Among the all-Republican Northeast Tennessee lawmakers, the delegation Thursday split 5-4 with the majority voting against Gov. Bill Lee's voucher legislation during a special session that started Monday. Lee is expected to sign it into law and have is start with the 2025-26 school year.
Voting no were state Sen. Bobby Harshbarger of Kingsport and state Reps. Rebecca Alexander of Jonesborough, David Hawk of Greeneville, Gary Hicks of Rogersville and Renea Jones of Erwin.
Those voting yes were state Reps. Tim Hicks of Gray, Timothy Hill of Blountville, John Crawford of Kingsport and Bud Hulsey of Kingsport.
The program is an expansion of a voucher program in Shelby, Davidson and Hamilton counties, which had been limited to 5,000 but never served that many. It also drew supportive comments from President Donald Trump, who is pushing the streamlining of school choice nationwide.

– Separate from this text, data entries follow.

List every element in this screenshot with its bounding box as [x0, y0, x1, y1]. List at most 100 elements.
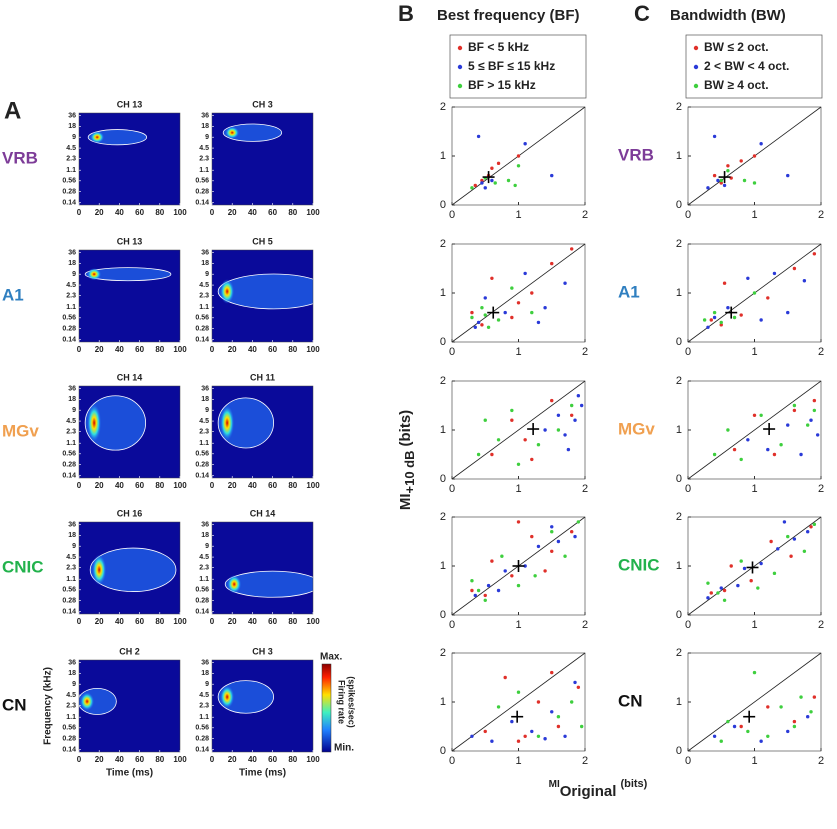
y-tick-label: 0.14 — [195, 608, 209, 615]
point — [503, 569, 507, 573]
x-tick-label: 0 — [77, 345, 82, 354]
point — [476, 134, 481, 139]
y-tick-label: 2.3 — [66, 428, 76, 435]
x-tick-label: 100 — [306, 481, 320, 490]
point — [712, 134, 717, 139]
y-tick-label: 0.56 — [62, 725, 76, 732]
y-tick-label: 0.56 — [62, 587, 76, 594]
x-label-pre: MI — [549, 779, 560, 790]
point — [556, 724, 561, 729]
point — [786, 729, 790, 734]
heatmap-frame — [211, 385, 314, 479]
x-tick-label: 40 — [248, 208, 257, 217]
y-tick-label: 0.14 — [195, 199, 209, 206]
y-tick-label: 36 — [68, 385, 76, 392]
point — [570, 247, 574, 251]
x-tick-label: 100 — [173, 208, 187, 217]
x-tick-label: 80 — [155, 208, 164, 217]
x-tick-label: 0 — [449, 209, 455, 221]
x-tick-label: 1 — [751, 209, 757, 221]
x-tick-label: 60 — [135, 617, 144, 626]
point — [792, 403, 797, 408]
y-tick-label: 2.3 — [66, 292, 76, 299]
point — [799, 452, 803, 457]
point — [556, 539, 561, 544]
region-label: A1 — [618, 282, 640, 301]
x-tick-label: 2 — [818, 483, 824, 495]
y-tick-label: 18 — [201, 123, 209, 130]
colorbar-min: Min. — [334, 743, 354, 754]
point — [490, 166, 494, 170]
heatmap-frame — [78, 112, 181, 206]
y-tick-label: 2.3 — [199, 564, 209, 571]
y-tick-label: 0.14 — [62, 472, 76, 479]
y-tick-label: 9 — [72, 681, 76, 688]
y-tick-label: 1 — [676, 424, 682, 436]
point — [792, 724, 797, 729]
y-tick-label: 18 — [201, 260, 209, 267]
y-tick-label: 2 — [676, 647, 682, 659]
y-tick-label: 18 — [68, 670, 76, 677]
point — [536, 544, 541, 549]
x-tick-label: 100 — [173, 617, 187, 626]
legend-marker — [693, 64, 699, 70]
point — [759, 561, 763, 566]
point — [719, 323, 723, 327]
map-title: CH 3 — [252, 646, 273, 656]
response-peak — [225, 126, 240, 139]
point — [510, 315, 514, 320]
y-tick-label: 0 — [440, 609, 446, 621]
point — [712, 734, 717, 738]
map-title: CH 13 — [117, 236, 143, 246]
y-tick-label: 18 — [68, 532, 76, 539]
point — [490, 178, 494, 183]
region-label: CN — [2, 695, 27, 714]
y-tick-label: 0.28 — [195, 598, 209, 605]
x-tick-label: 60 — [135, 755, 144, 764]
point — [563, 554, 567, 558]
point — [779, 705, 783, 709]
x-tick-label: 1 — [515, 346, 521, 358]
point — [573, 418, 577, 422]
point — [812, 398, 817, 403]
x-tick-label: 0 — [210, 617, 215, 626]
x-tick-label: 2 — [582, 619, 588, 631]
point — [726, 164, 730, 168]
y-tick-label: 1.1 — [199, 576, 209, 583]
point — [789, 554, 793, 558]
point — [550, 261, 554, 266]
x-tick-label: 60 — [268, 208, 277, 217]
region-label: MGv — [2, 421, 39, 440]
y-tick-label: 1 — [676, 696, 682, 708]
y-tick-label: 36 — [201, 659, 209, 666]
point — [706, 581, 710, 585]
map-title: CH 11 — [250, 372, 275, 382]
y-tick-label: 2 — [440, 375, 446, 387]
point — [579, 403, 584, 408]
x-tick-label: 80 — [288, 345, 297, 354]
response-peak — [220, 685, 235, 709]
y-tick-label: 0.28 — [62, 326, 76, 333]
map-title: CH 16 — [117, 508, 143, 518]
y-tick-label: 1.1 — [66, 576, 76, 583]
point — [550, 549, 554, 553]
heatmap-frame — [211, 521, 314, 615]
x-tick-label: 20 — [95, 345, 104, 354]
point — [772, 271, 777, 276]
y-tick-label: 9 — [205, 681, 209, 688]
response-area — [84, 395, 147, 451]
y-tick-label: 0.28 — [195, 189, 209, 196]
point — [712, 173, 717, 178]
y-tick-label: 18 — [68, 260, 76, 267]
heatmap-bg — [212, 522, 313, 614]
point — [719, 320, 723, 325]
panel-label: C — [634, 1, 650, 26]
identity-line — [687, 380, 822, 480]
x-tick-label: 80 — [155, 617, 164, 626]
point — [470, 579, 474, 583]
response-area — [84, 267, 172, 282]
x-tick-label: 100 — [173, 755, 187, 764]
point — [719, 181, 723, 185]
y-tick-label: 18 — [68, 396, 76, 403]
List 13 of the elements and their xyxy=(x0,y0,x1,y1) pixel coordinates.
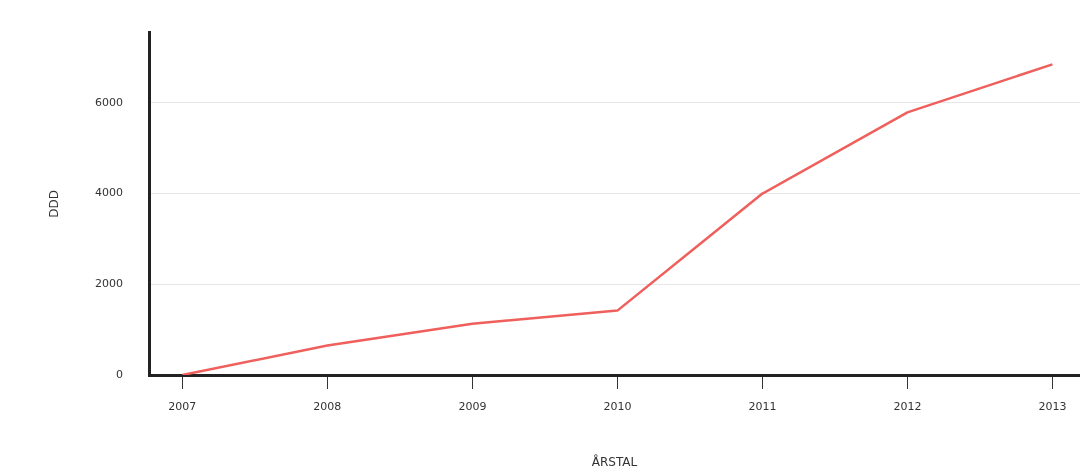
x-tick-label: 2008 xyxy=(313,400,342,414)
x-tick-label: 2012 xyxy=(893,400,922,414)
x-tick-label: 2013 xyxy=(1038,400,1067,414)
x-tick-label: 2009 xyxy=(458,400,487,414)
y-axis-title: DDD xyxy=(47,189,62,218)
x-tick-label: 2011 xyxy=(748,400,777,414)
y-tick-label: 4000 xyxy=(95,186,123,200)
y-tick-label: 6000 xyxy=(95,95,123,109)
y-tick-label: 2000 xyxy=(95,277,123,291)
x-tick-label: 2007 xyxy=(168,400,197,414)
x-tick-label: 2010 xyxy=(603,400,632,414)
x-axis-title: ÅRSTAL xyxy=(591,453,638,469)
y-tick-label: 0 xyxy=(116,367,123,381)
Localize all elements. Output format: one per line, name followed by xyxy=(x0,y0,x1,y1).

The program is to pay $7,075 per student attending a private school but not lessen state funding for public school systems that lose students to private schools.
However, opponents argued the outcomes funding and other additional funding from the state mean most students generate about $12,000 or $13,000 in state funding, plus the state has no control over local governments that could reduce funding as enrollment declined.
Area school boards, including those in Sullivan County, Kingsport and Bristol, Tennessee, and the Hawkins County Commission went on record opposing the plan, but the eight Northeast Tennessee county mayors signed a letter in support of it.
At least one change: The legislation was amended to require local school boards sign off on the program before their teachers receive a $2,000 state bonus. The original bill would have given the money automatically.